Soltanov, who had been instrumental in securing a birth certificate for Luka Eyvazov, was skeptical of the Eyvazovs’ motives for giving their children foreign names.

“Why is it that Novruz wants to give his sons foreign names?” Soltanov asked Compass, continuing speculations, initially made to Forum 18, that the Christian family was being forced to choose the foreign names by “some religious sect.”

Zaur Balayev, pastor of Aliabad’s first Baptist church formed in 1993, told Compass that he knows at least five families from his congregation that have faced opposition from local officials in giving their children Christian names.

Another Baptist pastor, Hameed Shabanov, said that his son and daughter-in-law had named their first son Davud because authorities rejected the name Samson. The couple was eventually able to name their second son Samson while traveling abroad in Moldova.

But Shabanov acknowledged to Compass that efforts to restrict foreign names were often haphazard and irrational. He recounted how officials had refused to allow one family from his congregation to name their daughter Rebekah, but then approved the name Irina despite the fact that it was also non-Azeri.

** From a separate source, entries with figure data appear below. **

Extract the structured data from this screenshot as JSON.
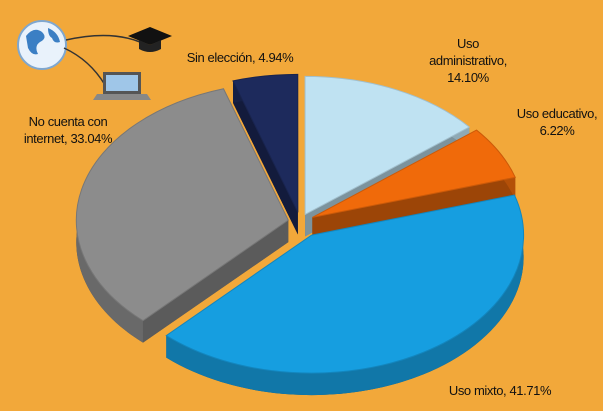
{
  "chart_data": {
    "type": "pie",
    "values": [
      4.94,
      14.1,
      6.22,
      41.71,
      33.04
    ],
    "value_labels": [
      "Sin elección, 4.94%",
      "Uso\nadministrativo,\n14.10%",
      "Uso educativo,\n6.22%",
      "Uso mixto, 41.71%",
      "No cuenta con\ninternet, 33.04%"
    ],
    "colors": [
      "#1d2a5c",
      "#bfe2f2",
      "#f06a0a",
      "#169ee0",
      "#8c8c8c"
    ],
    "start_angle": -17.8
  }
}
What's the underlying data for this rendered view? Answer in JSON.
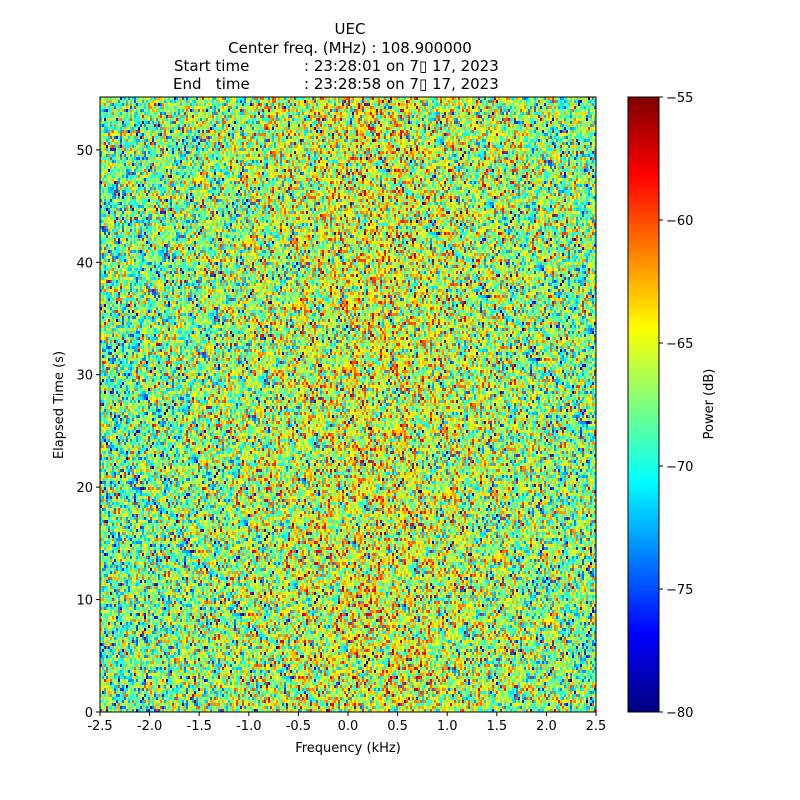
{
  "chart_data": {
    "type": "heatmap",
    "title_lines": [
      "UEC",
      "Center freq. (MHz) : 108.900000",
      "Start time         : 23:28:01 on 7▯ 17, 2023",
      "End   time         : 23:28:58 on 7▯ 17, 2023"
    ],
    "title": {
      "station": "UEC",
      "center_freq": "Center freq. (MHz) : 108.900000",
      "start_label": "Start time",
      "start_value": ": 23:28:01 on 7▯ 17, 2023",
      "end_label": "End   time",
      "end_value": ": 23:28:58 on 7▯ 17, 2023"
    },
    "xlabel": "Frequency (kHz)",
    "ylabel": "Elapsed Time (s)",
    "xlim": [
      -2.5,
      2.5
    ],
    "ylim": [
      0,
      54.7
    ],
    "xticks": [
      "-2.5",
      "-2.0",
      "-1.5",
      "-1.0",
      "-0.5",
      "0.0",
      "0.5",
      "1.0",
      "1.5",
      "2.0",
      "2.5"
    ],
    "xtick_values": [
      -2.5,
      -2.0,
      -1.5,
      -1.0,
      -0.5,
      0.0,
      0.5,
      1.0,
      1.5,
      2.0,
      2.5
    ],
    "yticks": [
      "0",
      "10",
      "20",
      "30",
      "40",
      "50"
    ],
    "ytick_values": [
      0,
      10,
      20,
      30,
      40,
      50
    ],
    "colorbar": {
      "label": "Power (dB)",
      "range": [
        -80,
        -55
      ],
      "ticks": [
        "−55",
        "−60",
        "−65",
        "−70",
        "−75",
        "−80"
      ],
      "tick_values": [
        -55,
        -60,
        -65,
        -70,
        -75,
        -80
      ],
      "colormap": "jet"
    },
    "value_model": {
      "description": "noise-like power",
      "mean_db": -68,
      "std_db": 4,
      "central_mean_db": -66.5
    }
  }
}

‘No One Recognizes Baptists’

The three Baptist congregations in Aliabad, a town of 10,000, have reported other forms of ongoing harassment.

Pastor Shabanov told Compass that members of his congregation are constantly being called in to the police station to answer questions about their worship activities.

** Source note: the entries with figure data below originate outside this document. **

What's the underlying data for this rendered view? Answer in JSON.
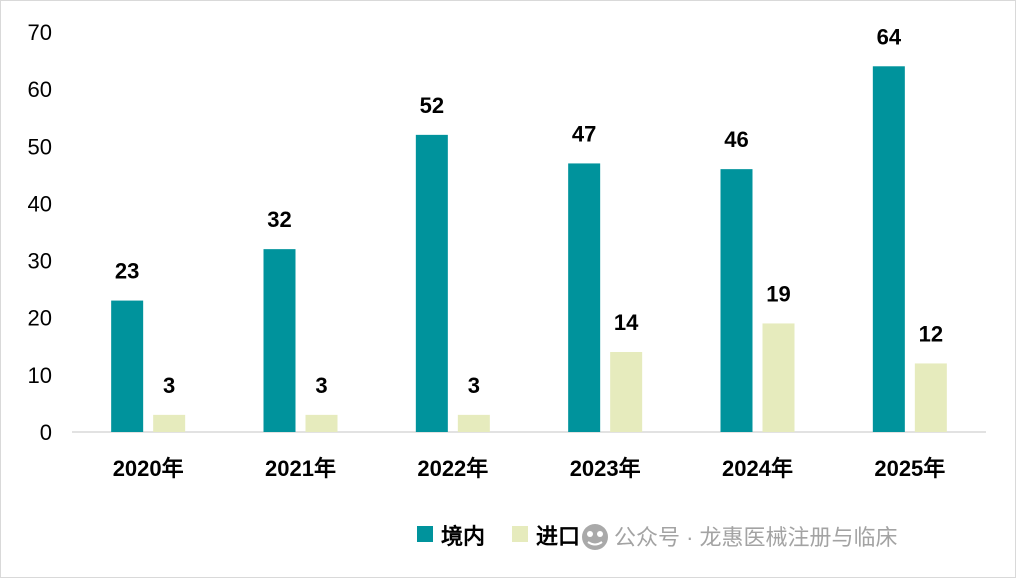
{
  "chart_data": {
    "type": "bar",
    "categories": [
      "2020年",
      "2021年",
      "2022年",
      "2023年",
      "2024年",
      "2025年"
    ],
    "series": [
      {
        "name": "境内",
        "values": [
          23,
          32,
          52,
          47,
          46,
          64
        ],
        "color": "#00939c"
      },
      {
        "name": "进口",
        "values": [
          3,
          3,
          3,
          14,
          19,
          12
        ],
        "color": "#e6ebbd"
      }
    ],
    "y_ticks": [
      "0",
      "10",
      "20",
      "30",
      "40",
      "50",
      "60",
      "70"
    ],
    "ylim": [
      0,
      70
    ],
    "grid": false,
    "legend_position": "bottom-right",
    "data_labels": true
  },
  "watermark": {
    "text": "公众号 · 龙惠医械注册与临床",
    "icon": "wechat-official-account-icon"
  }
}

“They can’t actually keep us from worshipping, but they do everything they can to scare away people who are interested in attending our services,” Shabanov said. He told Compass that new converts to Christianity were often told to return to Islam or their relatives would lose their jobs.

Pastor Balayev said that local officials had tried to thwart socio-economic projects he has started. His attempt to build an Internet café, which would have created jobs and improved education in the poor town, was halted this year by a government complaint that he had not followed his original building plans.

“I believe it is because I am a Christian,” Balayev said as he showed Compass the half- finished building. Deprived of the income he had expected from the Internet club, Balayev remains unsure how he will support his wife and daughter while trying to pay back the loan he used to finance the project.

Both Balayev and Shabanov have attempted to register their congregations with the government several times over the past 13 years, most recently in 2004, but have been denied each time. The town’s third Baptist congregation refuses to register out of principle.

“Each time we apply they tell us that we have documents missing,” Shabanov commented. “But then they call ahead to the offices involved and tell them not to grant us the documents that we need to collect.”

“No one in the whole world recognizes the Baptists,” Kalashova of Zaqatala’s registration office commented to Compass. “They are Muslims who converted to Christianity and received help from foreigners. They don’t intermarry or have relations with [people outside their group].”

Azeri churches outside of the capital city of Baku have found it difficult to register with the government, a move that would in theory allow them to worship with minimal government interference.